Many people describe the moment a meniscus tear happens as a popping sensation. Other symptoms associated with meniscus tears include knee pain, swelling, stiffness, and locking of the knee. Difficulty bending or straightening the leg is common.

Assessing the damage

Proper treatment of the meniscus tear depends on factors such as age, symptoms, and the degree of the tear. Other factors include the patient’s activity level and the type and location of the tear. The doctor will usually recommend non-surgical options for mild symptoms and when there is an absence of locking of the knee. The majority of patients do not need surgery for meniscus tears.

Treating with conservative options

The go-to method for treating a meniscus tear is applying the RICE protocol, which stands for rest, ice, compression, and elevation. Applying a compression bandage and keeping the leg elevated will lessen swelling. Anti-inflammatory medications can help decrease knee pain and swelling. In some cases, the healthcare provider may recommend steroid injections to ease the symptoms. Platelet-rich plasma (PRP) therapy is being studied and shows good outcomes in alleviating symptoms of a tear.

What about hyaluronic acid?

Researchers always find new ways to treat and manage painful symptoms effectively. Hyaluronic acid is found throughout our bodies and helps keep joints lubricated. One study concluded that hyaluronic acid (HA) could help alleviate pain associated with meniscus tears and potentially help with healing. The use of injected hyaluronic acid can improve the symptoms of meniscus tears but may not be available at every doctor’s office.

Surgery on the table

Many people can treat tears with conservative treatments, including hyaluronic acid. However, severe meniscus tears that do not heal with non-surgical approaches may require surgery.

Preventing the pop

There are possible ways to reduce the risk of a meniscus tear.
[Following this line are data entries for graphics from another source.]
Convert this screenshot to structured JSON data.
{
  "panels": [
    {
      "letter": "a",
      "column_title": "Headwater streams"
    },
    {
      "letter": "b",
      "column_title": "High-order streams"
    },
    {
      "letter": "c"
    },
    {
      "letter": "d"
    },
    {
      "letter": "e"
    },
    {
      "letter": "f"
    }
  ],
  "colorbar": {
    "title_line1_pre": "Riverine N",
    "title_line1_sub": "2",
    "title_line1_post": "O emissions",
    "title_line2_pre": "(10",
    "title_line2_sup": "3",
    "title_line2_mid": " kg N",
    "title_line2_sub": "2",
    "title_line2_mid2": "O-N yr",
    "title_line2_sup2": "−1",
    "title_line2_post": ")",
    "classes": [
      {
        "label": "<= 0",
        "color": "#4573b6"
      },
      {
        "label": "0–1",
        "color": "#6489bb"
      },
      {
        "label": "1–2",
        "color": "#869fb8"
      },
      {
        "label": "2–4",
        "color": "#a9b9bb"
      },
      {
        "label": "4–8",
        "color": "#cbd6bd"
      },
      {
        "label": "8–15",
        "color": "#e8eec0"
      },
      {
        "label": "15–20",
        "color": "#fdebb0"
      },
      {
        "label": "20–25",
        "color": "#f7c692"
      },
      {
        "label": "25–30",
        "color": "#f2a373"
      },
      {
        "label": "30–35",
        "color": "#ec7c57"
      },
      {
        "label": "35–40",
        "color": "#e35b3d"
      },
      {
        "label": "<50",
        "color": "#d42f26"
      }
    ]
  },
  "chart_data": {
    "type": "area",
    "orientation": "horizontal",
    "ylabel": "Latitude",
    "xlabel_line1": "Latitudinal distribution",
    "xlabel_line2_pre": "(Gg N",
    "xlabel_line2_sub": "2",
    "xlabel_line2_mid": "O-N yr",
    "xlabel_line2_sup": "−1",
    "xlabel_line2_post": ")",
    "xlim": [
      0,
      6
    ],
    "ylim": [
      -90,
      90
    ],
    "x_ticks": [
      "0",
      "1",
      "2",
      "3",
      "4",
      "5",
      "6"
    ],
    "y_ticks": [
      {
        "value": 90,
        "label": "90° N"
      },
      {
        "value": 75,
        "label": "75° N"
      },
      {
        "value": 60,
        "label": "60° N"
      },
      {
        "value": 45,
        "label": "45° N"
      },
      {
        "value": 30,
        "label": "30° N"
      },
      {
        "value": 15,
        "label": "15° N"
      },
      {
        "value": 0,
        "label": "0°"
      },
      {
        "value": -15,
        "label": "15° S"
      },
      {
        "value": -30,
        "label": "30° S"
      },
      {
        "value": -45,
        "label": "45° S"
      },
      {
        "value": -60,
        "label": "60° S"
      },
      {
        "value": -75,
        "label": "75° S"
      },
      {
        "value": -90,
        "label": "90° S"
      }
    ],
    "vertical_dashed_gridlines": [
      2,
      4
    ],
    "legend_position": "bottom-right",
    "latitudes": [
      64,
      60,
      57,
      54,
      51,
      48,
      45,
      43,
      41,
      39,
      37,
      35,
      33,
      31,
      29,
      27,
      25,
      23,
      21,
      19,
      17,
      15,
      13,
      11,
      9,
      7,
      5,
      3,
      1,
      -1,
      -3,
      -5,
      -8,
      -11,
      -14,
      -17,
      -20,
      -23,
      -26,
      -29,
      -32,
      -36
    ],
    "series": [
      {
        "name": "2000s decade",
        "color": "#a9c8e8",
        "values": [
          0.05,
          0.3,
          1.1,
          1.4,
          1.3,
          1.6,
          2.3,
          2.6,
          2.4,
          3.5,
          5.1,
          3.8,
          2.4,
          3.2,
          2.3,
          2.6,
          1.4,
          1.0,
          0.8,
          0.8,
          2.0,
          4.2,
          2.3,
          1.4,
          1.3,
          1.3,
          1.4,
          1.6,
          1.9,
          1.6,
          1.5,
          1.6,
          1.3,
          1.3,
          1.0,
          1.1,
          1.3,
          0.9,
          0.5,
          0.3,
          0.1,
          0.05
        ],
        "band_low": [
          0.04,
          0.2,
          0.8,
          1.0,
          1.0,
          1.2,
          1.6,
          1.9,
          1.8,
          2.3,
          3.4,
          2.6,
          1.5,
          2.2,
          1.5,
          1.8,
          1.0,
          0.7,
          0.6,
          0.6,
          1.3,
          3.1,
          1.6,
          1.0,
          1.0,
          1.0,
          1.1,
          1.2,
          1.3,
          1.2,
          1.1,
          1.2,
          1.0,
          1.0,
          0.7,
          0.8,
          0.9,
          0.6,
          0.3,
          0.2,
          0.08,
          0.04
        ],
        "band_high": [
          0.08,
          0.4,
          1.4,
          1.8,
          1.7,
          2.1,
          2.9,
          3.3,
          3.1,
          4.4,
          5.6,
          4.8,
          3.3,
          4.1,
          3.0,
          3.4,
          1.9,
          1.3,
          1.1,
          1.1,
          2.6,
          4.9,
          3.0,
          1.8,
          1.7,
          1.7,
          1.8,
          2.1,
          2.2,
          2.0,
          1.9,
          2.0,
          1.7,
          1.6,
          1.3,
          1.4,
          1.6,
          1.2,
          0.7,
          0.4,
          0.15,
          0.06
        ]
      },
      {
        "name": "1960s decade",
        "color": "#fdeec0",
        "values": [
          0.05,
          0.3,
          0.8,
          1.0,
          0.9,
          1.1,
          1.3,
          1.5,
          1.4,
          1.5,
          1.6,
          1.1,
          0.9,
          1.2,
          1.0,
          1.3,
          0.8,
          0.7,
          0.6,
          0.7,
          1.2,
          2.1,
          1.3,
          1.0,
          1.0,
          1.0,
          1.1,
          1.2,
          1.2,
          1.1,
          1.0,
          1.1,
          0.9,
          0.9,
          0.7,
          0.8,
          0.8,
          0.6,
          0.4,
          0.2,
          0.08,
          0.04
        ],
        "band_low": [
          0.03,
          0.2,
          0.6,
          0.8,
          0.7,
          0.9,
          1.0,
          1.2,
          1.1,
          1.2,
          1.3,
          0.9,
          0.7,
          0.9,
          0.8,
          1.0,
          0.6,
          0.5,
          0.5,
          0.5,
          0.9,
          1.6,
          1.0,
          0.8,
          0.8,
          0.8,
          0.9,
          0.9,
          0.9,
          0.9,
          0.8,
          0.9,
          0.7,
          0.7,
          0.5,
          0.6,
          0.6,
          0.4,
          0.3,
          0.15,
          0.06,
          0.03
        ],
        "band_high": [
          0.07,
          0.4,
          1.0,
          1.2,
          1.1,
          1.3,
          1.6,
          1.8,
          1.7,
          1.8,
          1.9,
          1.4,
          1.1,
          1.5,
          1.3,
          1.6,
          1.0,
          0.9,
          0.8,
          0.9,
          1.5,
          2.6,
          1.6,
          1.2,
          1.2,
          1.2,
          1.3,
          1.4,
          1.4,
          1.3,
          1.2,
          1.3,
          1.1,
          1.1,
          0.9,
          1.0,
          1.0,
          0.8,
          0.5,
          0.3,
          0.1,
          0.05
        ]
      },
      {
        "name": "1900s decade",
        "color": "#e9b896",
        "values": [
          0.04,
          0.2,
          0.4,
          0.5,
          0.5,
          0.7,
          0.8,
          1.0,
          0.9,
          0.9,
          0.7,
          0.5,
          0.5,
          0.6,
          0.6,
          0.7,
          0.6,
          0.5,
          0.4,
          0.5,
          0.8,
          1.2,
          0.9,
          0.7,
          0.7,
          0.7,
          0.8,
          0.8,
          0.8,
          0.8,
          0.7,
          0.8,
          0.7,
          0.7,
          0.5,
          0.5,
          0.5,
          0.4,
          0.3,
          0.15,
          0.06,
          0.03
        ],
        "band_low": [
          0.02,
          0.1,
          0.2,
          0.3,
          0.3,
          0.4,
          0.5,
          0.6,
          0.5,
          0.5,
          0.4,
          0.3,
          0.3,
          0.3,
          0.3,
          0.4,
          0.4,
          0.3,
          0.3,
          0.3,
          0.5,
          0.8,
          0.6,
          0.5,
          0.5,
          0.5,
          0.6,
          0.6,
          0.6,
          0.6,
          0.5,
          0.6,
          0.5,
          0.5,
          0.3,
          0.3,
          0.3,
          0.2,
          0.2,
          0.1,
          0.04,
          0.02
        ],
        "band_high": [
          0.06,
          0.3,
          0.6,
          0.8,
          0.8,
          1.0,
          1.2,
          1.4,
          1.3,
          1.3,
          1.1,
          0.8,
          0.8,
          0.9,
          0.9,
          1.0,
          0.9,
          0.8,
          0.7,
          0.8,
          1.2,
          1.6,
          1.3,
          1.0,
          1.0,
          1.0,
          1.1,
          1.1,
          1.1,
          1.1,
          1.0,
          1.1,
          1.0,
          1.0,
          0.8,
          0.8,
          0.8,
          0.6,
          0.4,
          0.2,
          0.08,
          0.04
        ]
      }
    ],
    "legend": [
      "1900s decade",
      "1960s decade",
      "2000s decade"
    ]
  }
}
Exercise to strengthen the muscles of the lower limbs is one approach. Wearing appropriate shoes when doing any sports activity can also lower injury risk. A knee brace can help people with unstable knees or previous tears.

Getting back to normal

The outlook for meniscus tears is usually good, and patients can resume regular activity after getting the right course of treatment. If the meniscus does not recover properly, this can increase the risk of other knee injuries. Hyaluronic acid can help improve the joint’s lubrication and may be the exact ingredient needed to recover from this injury.